At that time, the coin occupied the 27th place, and now it is on the 79th, which is a significant loss in the ranking for the title of the most valuable cryptocurrency.

Ethereum Classic (ETC) was also affected. This coin, which is a hard fork of Ethereum after the famous DAO hack, has experienced this several times.

One attack reorganized 11 blocks and allowed hackers to spend $1.1 million worth of coins twice.

Based on this, it is logical to understand the significant loss of value of its cryptocurrency. Moreover, in 2020, he experienced another hack, in which this figure rose to $5.6 million.

However, unlike Bitcoin Gold, it later regained its place in the table and is now in 20th place with almost $4.6 billion.

The problem with all these cryptocurrencies is their low hashrate.

Are such attacks legal?

There is no law prohibiting such miners from combining or collecting the resources necessary to obtain more than 50% of computing power. However, what they do with this acquired power can lead to criminal activity punishable by law in a number of countries.

For example, in the US, the Computer Fraud and Abuse Act (CFAA) may be used for this case, although it is also not entirely clear.

Similar laws, to a greater or lesser extent, can be found in other countries. Although, ultimately, it will be necessary to see how they will be applied in each specific case and whether the law is ready for this. After all, this is very new ground for everyone.

There are many potential options to prevent a 51% attack.

One of them is to change the consensus algorithm that is currently used by currencies subject to this type of attack – Proof of Stake. An alternative may be to use a delegated proof of stake (Delegated Proof of Stake).

This alternative uses multiple delegates responsible for checking new blocks, delegates that change over time.

In order to carry out his plan with the capture of the blockchain on such an algorithm, an attacker would have to control not only most of the hashrate, but the delegates, which makes the chances extremely low.

Another alternative is to use the so-called modified exponential subjective score (MESS).

For example, Ethereum Classic (ETC) uses MESS for protection.

According to the developers of this blockchain, an attack that would have required only $3,800 in 2020 now amounts to $20 million.

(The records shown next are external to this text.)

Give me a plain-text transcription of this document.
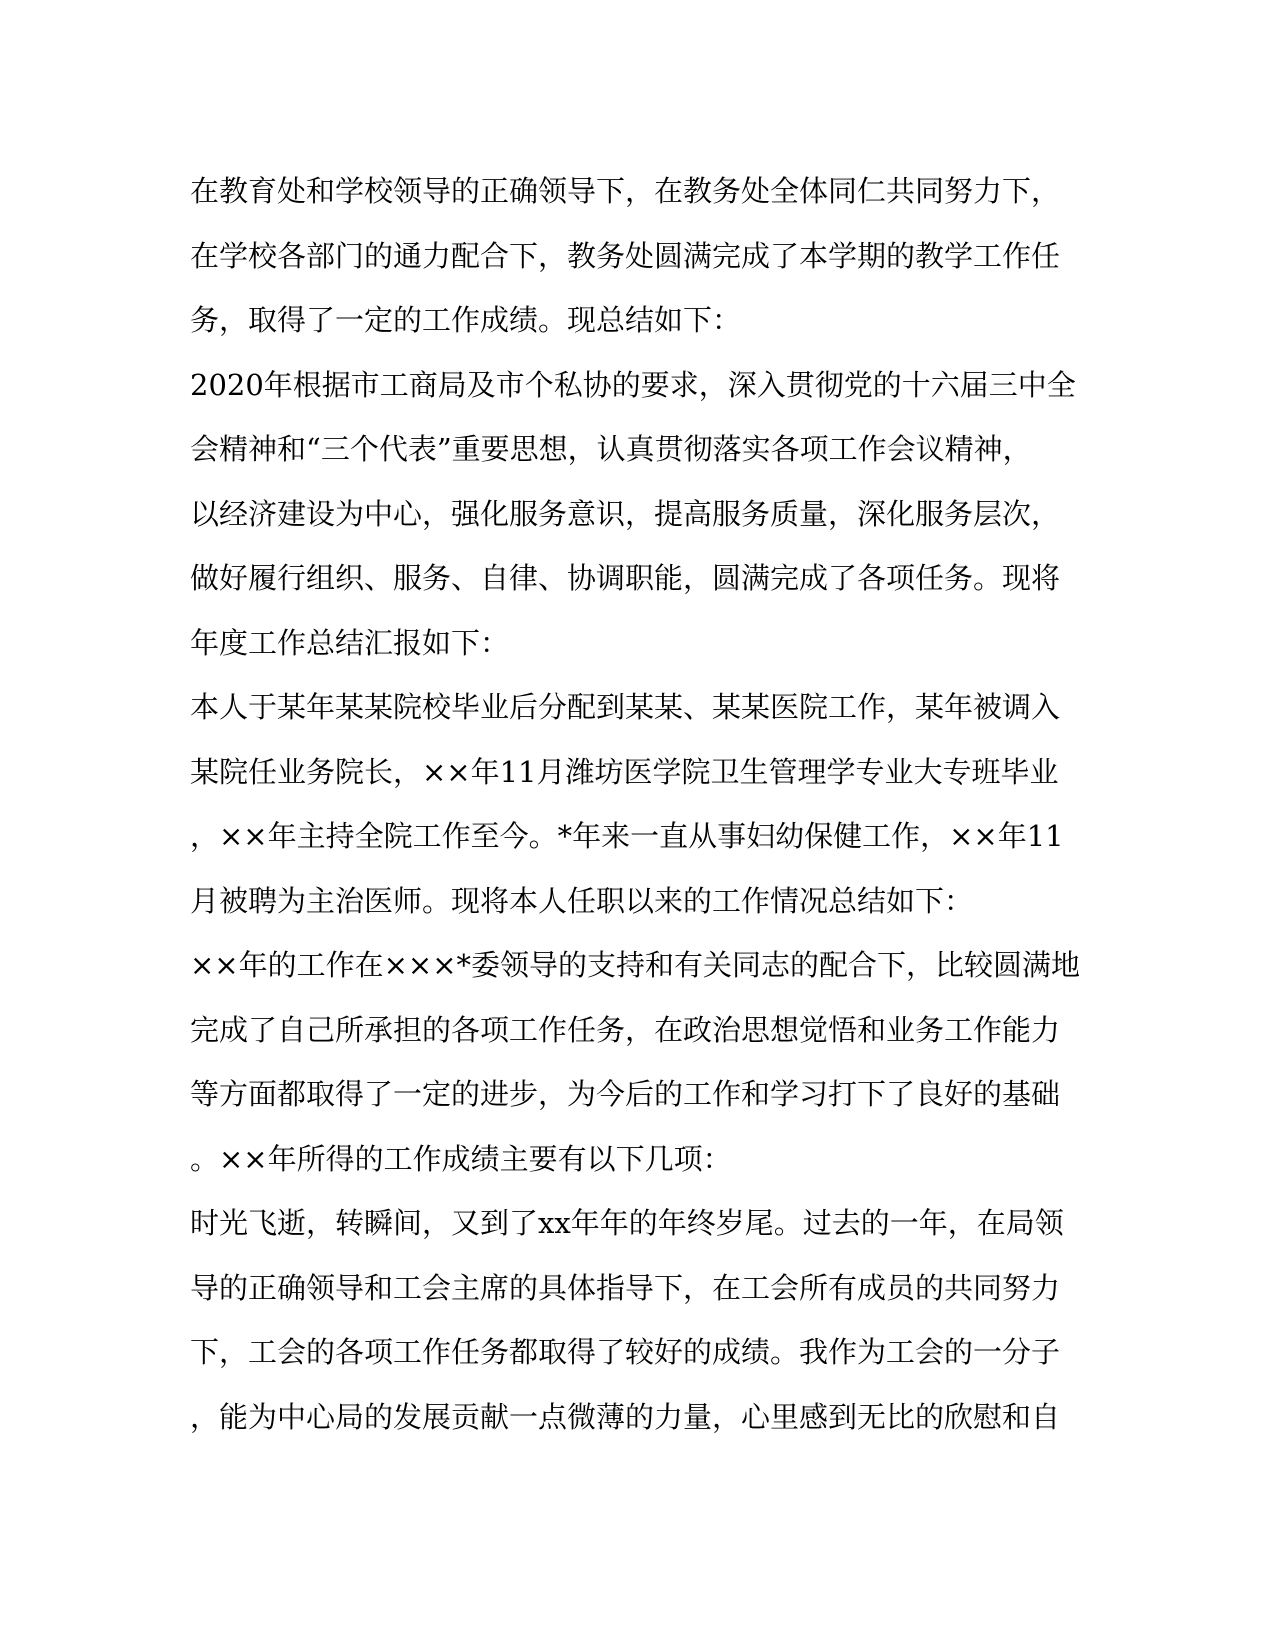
在教育处和学校领导的正确领导下，在教务处全体同仁共同努力下，
在学校各部门的通力配合下，教务处圆满完成了本学期的教学工作任
务，取得了一定的工作成绩。现总结如下：
2020年根据市工商局及市个私协的要求，深入贯彻党的十六届三中全
会精神和“三个代表”重要思想，认真贯彻落实各项工作会议精神，
以经济建设为中心，强化服务意识，提高服务质量，深化服务层次，
做好履行组织、服务、自律、协调职能，圆满完成了各项任务。现将
年度工作总结汇报如下：
本人于某年某某院校毕业后分配到某某、某某医院工作，某年被调入
某院任业务院长，××年11月潍坊医学院卫生管理学专业大专班毕业
，××年主持全院工作至今。*年来一直从事妇幼保健工作，××年11
月被聘为主治医师。现将本人任职以来的工作情况总结如下：
××年的工作在×××*委领导的支持和有关同志的配合下，比较圆满地
完成了自己所承担的各项工作任务，在政治思想觉悟和业务工作能力
等方面都取得了一定的进步，为今后的工作和学习打下了良好的基础
。××年所得的工作成绩主要有以下几项：
时光飞逝，转瞬间，又到了xx年年的年终岁尾。过去的一年，在局领
导的正确领导和工会主席的具体指导下，在工会所有成员的共同努力
下，工会的各项工作任务都取得了较好的成绩。我作为工会的一分子
，能为中心局的发展贡献一点微薄的力量，心里感到无比的欣慰和自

Some cryptocurrencies protect themselves from such threats by using transaction approval delays as well as fines to scare away miners who seem to be planning such an opportunity.

Examples of cryptocurrencies using this solution are Horizon and Komodo.


As blockchain networks grow, it becomes increasingly difficult to acquire the necessary equipment and access sufficient capacity. This makes a threat of this kind less likely.

This is due to the fact that the cost of executing one of them increases with the hashrate of the network, and not linearly.

That is why a large network is more secure than a small one. The more nodes are involved and the higher the hashrate, the more effort the attacker will have to make to control more than 50%.

But even if the criminal manages to overcome this threshold, the size of the network can provide another measure of security. As a result, all this may cost the attacker more than originally thought.